The China Syndrome

The China Syndrome (James Bridges, 1979)
Kimberly Wells (Jane Fonda) is a television reporter put on jobs about hot air balloons and carnavalesque info for the channel 3. It is clear in her boss’s mind that her looks and beautiful face goth er the job. But she knows she can do deep subject reports. One day she is asked to do a report on the Ventana Nuclear power plant with freelance cameraman Richard (Michael Douglas) and sound recording artist Hector (Daniel Valdez).
While being there in the control room an incident happens and even if they were asked to not film in the room, Richard records everything. The technical director on place Jack Godell (Jack Lemmon) was sure that the incident was serious but the owners of the plant don’t want it to be known to the public or to stop their activities because it involves billions of dollars. Godell investigates and gets to the conclusion that there actually was a bigger problem than what the company stated.
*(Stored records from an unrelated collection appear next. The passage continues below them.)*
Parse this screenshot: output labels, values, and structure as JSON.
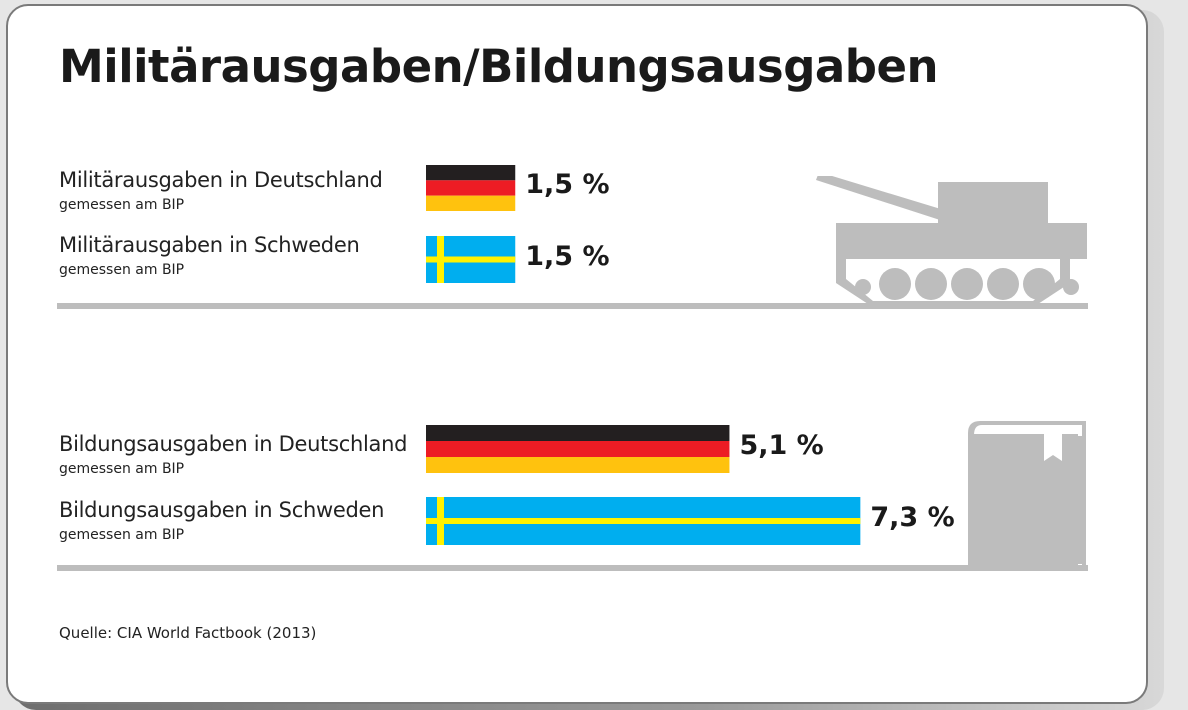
{
  "title": "Militärausgaben/Bildungsausgaben",
  "source": "Quelle: CIA World Factbook (2013)",
  "colors": {
    "de_black": "#231f20",
    "de_red": "#ed1c24",
    "de_gold": "#ffc20e",
    "se_blue": "#00aeef",
    "se_yellow": "#fff200",
    "icon_gray": "#bdbdbd"
  },
  "icons": {
    "military": "tank-icon",
    "education": "book-icon"
  },
  "chart_data": {
    "type": "bar",
    "orientation": "horizontal",
    "unit": "%",
    "groups": [
      {
        "name": "military",
        "items": [
          {
            "label": "Militärausgaben in Deutschland",
            "sublabel": "gemessen am BIP",
            "country": "Deutschland",
            "flag": "de",
            "value": 1.5,
            "value_label": "1,5 %"
          },
          {
            "label": "Militärausgaben in Schweden",
            "sublabel": "gemessen am BIP",
            "country": "Schweden",
            "flag": "se",
            "value": 1.5,
            "value_label": "1,5 %"
          }
        ]
      },
      {
        "name": "education",
        "items": [
          {
            "label": "Bildungsausgaben in Deutschland",
            "sublabel": "gemessen am BIP",
            "country": "Deutschland",
            "flag": "de",
            "value": 5.1,
            "value_label": "5,1 %"
          },
          {
            "label": "Bildungsausgaben in Schweden",
            "sublabel": "gemessen am BIP",
            "country": "Schweden",
            "flag": "se",
            "value": 7.3,
            "value_label": "7,3 %"
          }
        ]
      }
    ]
  }
}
The plot evolves around the cover up of the story and reflects many opinions that anti-Nuclear activists have feared. It is also an observation on what is actually hidden from the public to actually turn off the panic switch. It is not a film that fells into the conspiracy movie or into the paranoid angle of the thing. But it elevates questions and the debates about the Nuclear energy and its use. With a weaving of thriller films, it is as efficient as many other great films of the 1970’s like the films of Alan J. Pakula for example. Its use of the television media is original and well exploited in a time where sensationalism on the news were at their beginnings. Nowadays you can’t open the TV without this kind of portrayal of the news and info.
When one watches The China Syndrome it is hard to note take notice of Lemmon’s great performance and Fonda’s cold blooded mastery at continuing the family’s heritage of consistency and natural presence on the silver screen. Douglas is also noticeable in the maverick cameraman that boldly trespass any boundaries put in front of him.
Finally, it is amazing how this film was successful at the box-office and it was nominated for many awards; Cannes’ Palme d’Or, Best written screenplay directly to the screen and Best Leading actor (Lemmon) at the Academy Awards and how few times it is mentioned as one of the great films of the 1970’s. Well, as rich as the decade was, the second golden age of Hollywood, James Bridges’ film is quite memorable. Entertaining at most and gets you into the Nuclear debate.